A Cappella Group Sings for Global Unity


Photo by Silvia Cantu-Bautista

The King’s Singers performed classical and modern pieces in Mead Chapel.


On Friday Nov. 3 in Mead Memorial Chapel, the world-famous a cappella group, The King’s Singers, returned to Middlebury after their first performance in 2015. Marking the beginning of their 50th anniversary world tour, the Grammy Award-winning group filled the chapel with beautiful harmonies and melodies to old and new songs.

In 1968, six choral scholars and recent graduates of King’s College in Cambridge formed the King’s Singers. The group consisted of two counter tenors, one tenor, two baritones and one bass. Throughout the years the singers themselves have changed, but these roles have remained the same.

After building up a fan base across the United Kingdom and around the world, the group began performing on television shows such as “The Tonight Show with Johnny Carson” and in concert venues such as the Sydney Opera House and Carnegie Hall. They have received two Grammy Awards for their recorded albums and one Emmy Award.  Since their founding, they have embarked on many world tours to bring their love of music across the globe.
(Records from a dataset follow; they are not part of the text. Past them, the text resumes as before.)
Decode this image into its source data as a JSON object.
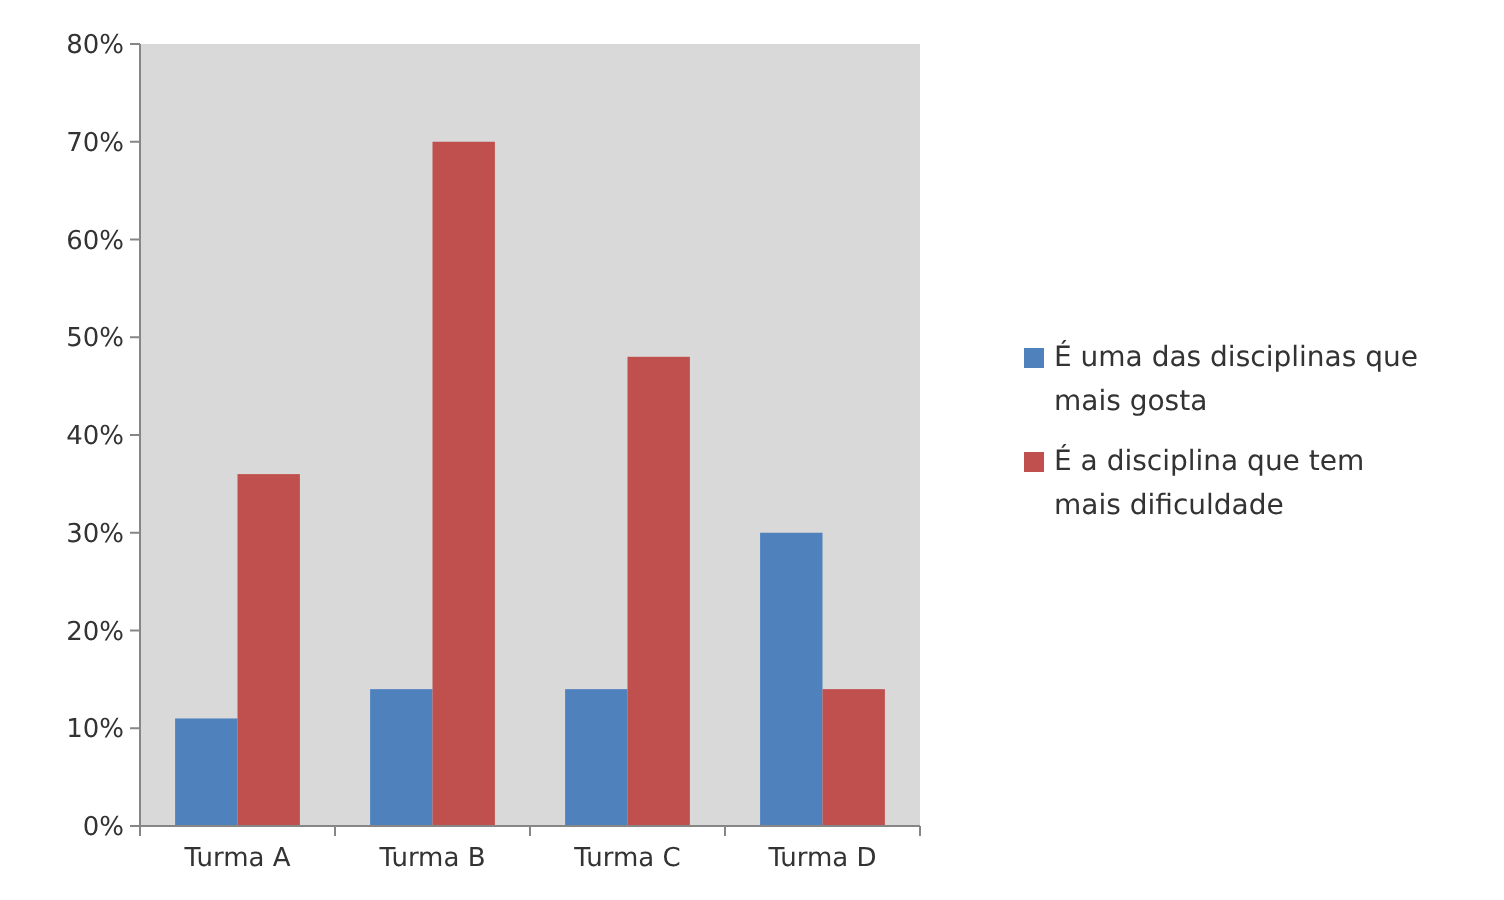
{
  "chart_data": {
    "type": "bar",
    "categories": [
      "Turma A",
      "Turma B",
      "Turma C",
      "Turma D"
    ],
    "series": [
      {
        "name": "É uma das disciplinas que mais gosta",
        "color": "#4f81bd",
        "values": [
          11,
          14,
          14,
          30
        ]
      },
      {
        "name": "É a disciplina que tem mais dificuldade",
        "color": "#c0504d",
        "values": [
          36,
          70,
          48,
          14
        ]
      }
    ],
    "ylim": [
      0,
      80
    ],
    "yticks": [
      {
        "value": 0,
        "label": "0%"
      },
      {
        "value": 10,
        "label": "10%"
      },
      {
        "value": 20,
        "label": "20%"
      },
      {
        "value": 30,
        "label": "30%"
      },
      {
        "value": 40,
        "label": "40%"
      },
      {
        "value": 50,
        "label": "50%"
      },
      {
        "value": 60,
        "label": "60%"
      },
      {
        "value": 70,
        "label": "70%"
      },
      {
        "value": 80,
        "label": "80%"
      }
    ],
    "grid": false,
    "legend": "right"
  }
}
To celebrate their 50 years as a vocal group, the Singers began a grand world tour that ranges from across the United States all the way to New Zealand.
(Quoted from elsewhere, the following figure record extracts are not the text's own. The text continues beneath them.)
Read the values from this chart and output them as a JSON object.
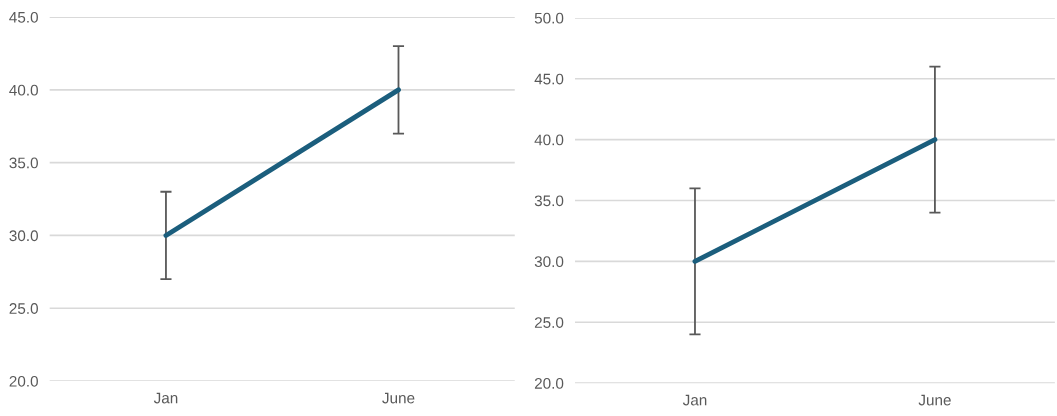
{
  "chart_data": [
    {
      "type": "line",
      "categories": [
        "Jan",
        "June"
      ],
      "series": [
        {
          "color": "#1b5e7d",
          "values": [
            30,
            40
          ],
          "errors": [
            3,
            3
          ]
        }
      ],
      "ylim": [
        20,
        45
      ],
      "yticks": [
        {
          "value": 20,
          "label": "20.0"
        },
        {
          "value": 25,
          "label": "25.0"
        },
        {
          "value": 30,
          "label": "30.0"
        },
        {
          "value": 35,
          "label": "35.0"
        },
        {
          "value": 40,
          "label": "40.0"
        },
        {
          "value": 45,
          "label": "45.0"
        }
      ],
      "grid": "y"
    },
    {
      "type": "line",
      "categories": [
        "Jan",
        "June"
      ],
      "series": [
        {
          "color": "#1b5e7d",
          "values": [
            30,
            40
          ],
          "errors": [
            6,
            6
          ]
        }
      ],
      "ylim": [
        20,
        50
      ],
      "yticks": [
        {
          "value": 20,
          "label": "20.0"
        },
        {
          "value": 25,
          "label": "25.0"
        },
        {
          "value": 30,
          "label": "30.0"
        },
        {
          "value": 35,
          "label": "35.0"
        },
        {
          "value": 40,
          "label": "40.0"
        },
        {
          "value": 45,
          "label": "45.0"
        },
        {
          "value": 50,
          "label": "50.0"
        }
      ],
      "grid": "y"
    }
  ]
}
Dubbing this anniversary year their “GOLD” season, all work produced by the group in this year including their book, album and tour “[celebrates] the amazing musical heritage of The King’s Singers, and also looks at the bright future of vocal music in all of its forms” according to their website.

The concert in Mead took the audience through time with diverse choices of music. The group not only sang in English, but also devoted an entire selection to French songs by Francis Poulenc. The audience reveled in “The Prayer of King Henry VI” by Henry Ley and the song “M.L.K.” by U2. The group chose this song to pay homage to Martin Luther King, Jr., who was killed the year the group was founded.
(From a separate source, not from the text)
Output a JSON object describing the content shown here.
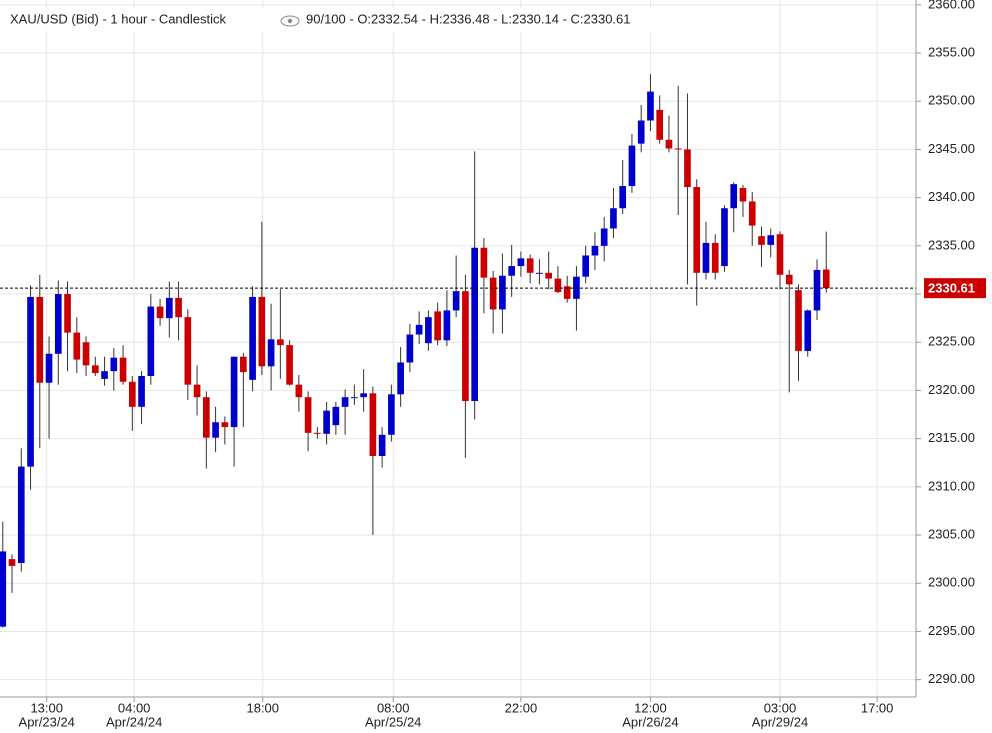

A major goal for the group is to elaborate on global unity through music. Part of the group’s opening selection was “We Are” by Bob Chilcott, which preaches that, “we are more alike than we are unalike.” In our national and local state of affairs, hearing the upbeat and energetic tune from foreigners brought an air of happiness and inclusivity to the performance. The focus of unity during an a cappella performance functions in many ways because the art form itself is based on the perfect unison and equal distribution of voices in order to create a beautiful rendition of music for all to enjoy.

The Singers also emphasize the importance of education and community outreach with their performances. After their concert, they encouraged all members of the audience to come up and their their thoughts about their music.

In a blog post on their website talking about their Middlebury concert, baritone Christopher Gabbitas detailed how the group’s focus on education “has opened up a whole new avenue of outreach that allows us to connect with singers young and old alike, to further our message that everyone has a voice and should use it as much as possible!”

A broad range of ages came out to support the performance. Members of Middlebury’s own a cappella groups were in attendance, as well as young children and adults in the community.

A love of music brought together all these groups of people, demonstrating the harmonies that it can create across backgrounds.